Tales of the road, part 6


Wednesday February 3, 2011

It's 1:11am in Berlin and my friend Henry is snoring like a banshee if banshees snored and I put on my headphones and write. Thirteen days into my travels some familiar music is nice, and putting words on "paper" is solace.

Four days/a lifetime ago, Sunday, In Brugges, I fought my instinct to just keep moving and after a battle with my intrinsic restlessness, I stayed another day. The reward was carillon bells and street scenes of grandparents and grandchildren partaking of simple joys and a huge pot of mussels Belgian style, like eating the ocean undiluted.

In the quiet time I thought back to a conversation with Patricia, the ex-pat American owner of the Jazz Bar who has lived in Belgium 20 years. She told me of her son who had dropped out of art school in Ghent and run way to live with Patricia's family in LA, where he is considered rude and overly opinionated and (God forbid) godless. There, he was asked if he believed in God, and answered Of course I don't, who believes in God? The family in LA being half Mexican Catholics, well, there's the rub.

Atheism in the US seems to be coming out of the closet the last few years despite the lingering posturing of the hard religious right, the remnants of the old Moral Majority. Recent writings by Chistopher Hitchens and Sam Harris and others have been best sellers, and even Ricky Gervais has weighed in on disbelief. Nonetheless, it remains de rigeur in the US to profess belief outwardly, regardless of one's true thoughts.

Not so in Europe, as illustrated by the story of Patricia's son. The irony is that these European cities full of atheists are full of churches - some of the most stunning, resplendent, imposing churches to be found, churches whose spires and bells loom over entire cities.

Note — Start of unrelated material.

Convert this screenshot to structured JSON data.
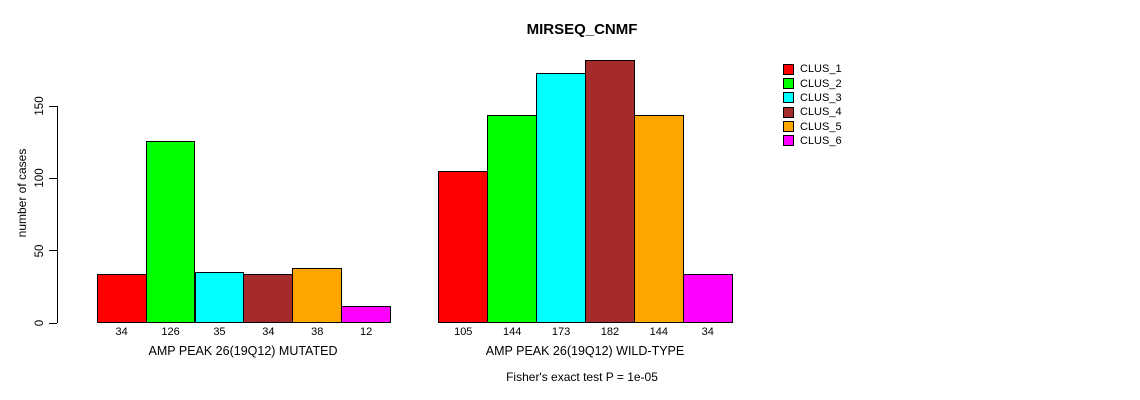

This day in Brugges I viewed a Groetmuseum display of entirely religious art, Flemish primitive painters, they're called, and the disconnect was front and center - the disconnect between the private beliefs of these Belgian and French and British and German museum patrons and the subject matter. Their forebears had a passion for the Passion, judgment and damnation and all the trappings. Today's viewers gave a lot of studious looks, and held quiet conversations, but there were no discernable moments of ecstasy or conversion taking place.